In face of this evolving threat, the Saudi political leadership has shown interest in dampening ideological, financial and jihadi support for ISIS, AQAP and other al-Qaeda-style groups at home; pursuing criminal procedures against these militants and their supporters; and using some soft power to discourage ISIS support by other Muslims outside the kingdom. Saudi Arabia may be supplementing these overt measures with covert operations in the same vein, including in Iraq.
As Washington seeks to partner with Saudi Arabia in the fight against ISIS, it should neither dismiss an important role for the kingdom, nor harbor unrealistic expectations about the kingdom's participation in overt military, psychological and other operations.

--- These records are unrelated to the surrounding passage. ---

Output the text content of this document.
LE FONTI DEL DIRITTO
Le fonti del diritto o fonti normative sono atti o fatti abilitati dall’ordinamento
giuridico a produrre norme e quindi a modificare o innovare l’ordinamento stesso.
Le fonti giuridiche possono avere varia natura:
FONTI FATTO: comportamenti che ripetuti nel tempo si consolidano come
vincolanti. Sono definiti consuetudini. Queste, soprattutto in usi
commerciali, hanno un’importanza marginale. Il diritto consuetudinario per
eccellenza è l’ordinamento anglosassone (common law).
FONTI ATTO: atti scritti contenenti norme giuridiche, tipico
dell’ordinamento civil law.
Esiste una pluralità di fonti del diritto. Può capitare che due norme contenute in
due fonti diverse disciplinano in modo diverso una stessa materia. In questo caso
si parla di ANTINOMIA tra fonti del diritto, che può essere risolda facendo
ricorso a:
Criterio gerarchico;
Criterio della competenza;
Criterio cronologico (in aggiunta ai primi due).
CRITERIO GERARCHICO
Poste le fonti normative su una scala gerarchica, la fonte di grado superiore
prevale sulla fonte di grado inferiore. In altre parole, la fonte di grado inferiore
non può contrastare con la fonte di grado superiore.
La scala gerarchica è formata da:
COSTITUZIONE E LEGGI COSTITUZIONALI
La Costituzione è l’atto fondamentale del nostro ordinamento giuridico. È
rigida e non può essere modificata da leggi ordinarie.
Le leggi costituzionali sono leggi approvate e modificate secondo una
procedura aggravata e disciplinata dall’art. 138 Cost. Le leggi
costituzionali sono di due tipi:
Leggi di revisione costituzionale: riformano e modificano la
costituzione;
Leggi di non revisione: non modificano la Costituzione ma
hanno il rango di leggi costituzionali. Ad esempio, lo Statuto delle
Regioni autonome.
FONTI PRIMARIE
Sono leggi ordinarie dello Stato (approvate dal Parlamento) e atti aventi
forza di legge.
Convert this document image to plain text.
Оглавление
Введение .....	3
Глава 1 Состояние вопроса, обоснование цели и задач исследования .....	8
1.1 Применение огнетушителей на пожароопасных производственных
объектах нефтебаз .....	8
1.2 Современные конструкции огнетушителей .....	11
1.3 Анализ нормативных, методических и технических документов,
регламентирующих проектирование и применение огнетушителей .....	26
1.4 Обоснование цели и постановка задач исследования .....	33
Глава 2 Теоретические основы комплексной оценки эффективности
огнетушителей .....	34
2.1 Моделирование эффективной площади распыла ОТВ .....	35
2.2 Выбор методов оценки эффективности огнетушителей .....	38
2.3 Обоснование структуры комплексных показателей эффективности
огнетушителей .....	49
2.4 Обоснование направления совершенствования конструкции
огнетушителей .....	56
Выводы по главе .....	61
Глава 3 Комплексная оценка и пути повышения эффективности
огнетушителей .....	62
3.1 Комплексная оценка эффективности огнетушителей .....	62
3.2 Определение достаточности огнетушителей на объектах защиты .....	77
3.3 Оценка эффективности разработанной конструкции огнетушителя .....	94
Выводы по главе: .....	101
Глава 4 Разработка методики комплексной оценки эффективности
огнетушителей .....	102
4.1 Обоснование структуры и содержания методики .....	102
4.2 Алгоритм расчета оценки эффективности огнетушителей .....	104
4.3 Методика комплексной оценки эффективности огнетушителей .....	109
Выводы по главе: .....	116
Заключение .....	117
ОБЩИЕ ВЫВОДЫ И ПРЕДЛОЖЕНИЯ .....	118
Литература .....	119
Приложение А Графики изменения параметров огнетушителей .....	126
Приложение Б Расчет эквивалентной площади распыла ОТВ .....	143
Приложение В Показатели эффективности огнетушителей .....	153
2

The best approach to partnering with the Saudis is working with them to augment their recent activities that complement Washington's own interests. We must take our cue from what the Saudis are showing they are willing and politically able to do.
This approach recognizes the benefits and limits of our strategic partnership with Saudi Arabia and the small Persian Gulf states: their political interests sometimes converge and at other times diverge from our own.
In this regard, it is important to be mindful of two important caveats.
The first is that, beyond the ISIS fight, it would be foolish to consider Saudi Arabia as a partner to help work toward a just political solution including a democratic character in Iraq and Syria. Saudi Arabia is blatantly antipathetic to democratic agendas as well as Shia political power in the region. The kingdom's effort to undermine more representative government in neighboring Bahrain is a case in point. The Saudi leadership views democracy on its doorstep as a threat to its own absolute power at home.
The second regards the kingdom's understanding of terrorism. When it comes to defining a terrorist, Saudi Arabia does not distinguish between deadly militants and nonviolent political activists. The kingdom recently imprisoned a widely celebrated Saudi human rights advocate as a terrorist.
This issue comes into play as the United States considers helping to expand Saudi Arabia's counter-terrorism capabilities. Washington must continue to work toward ensuring that enhanced technological and other capabilities are not employed against the wrong people. This includes the very kind of people whose calls for basic political reform Washington favors.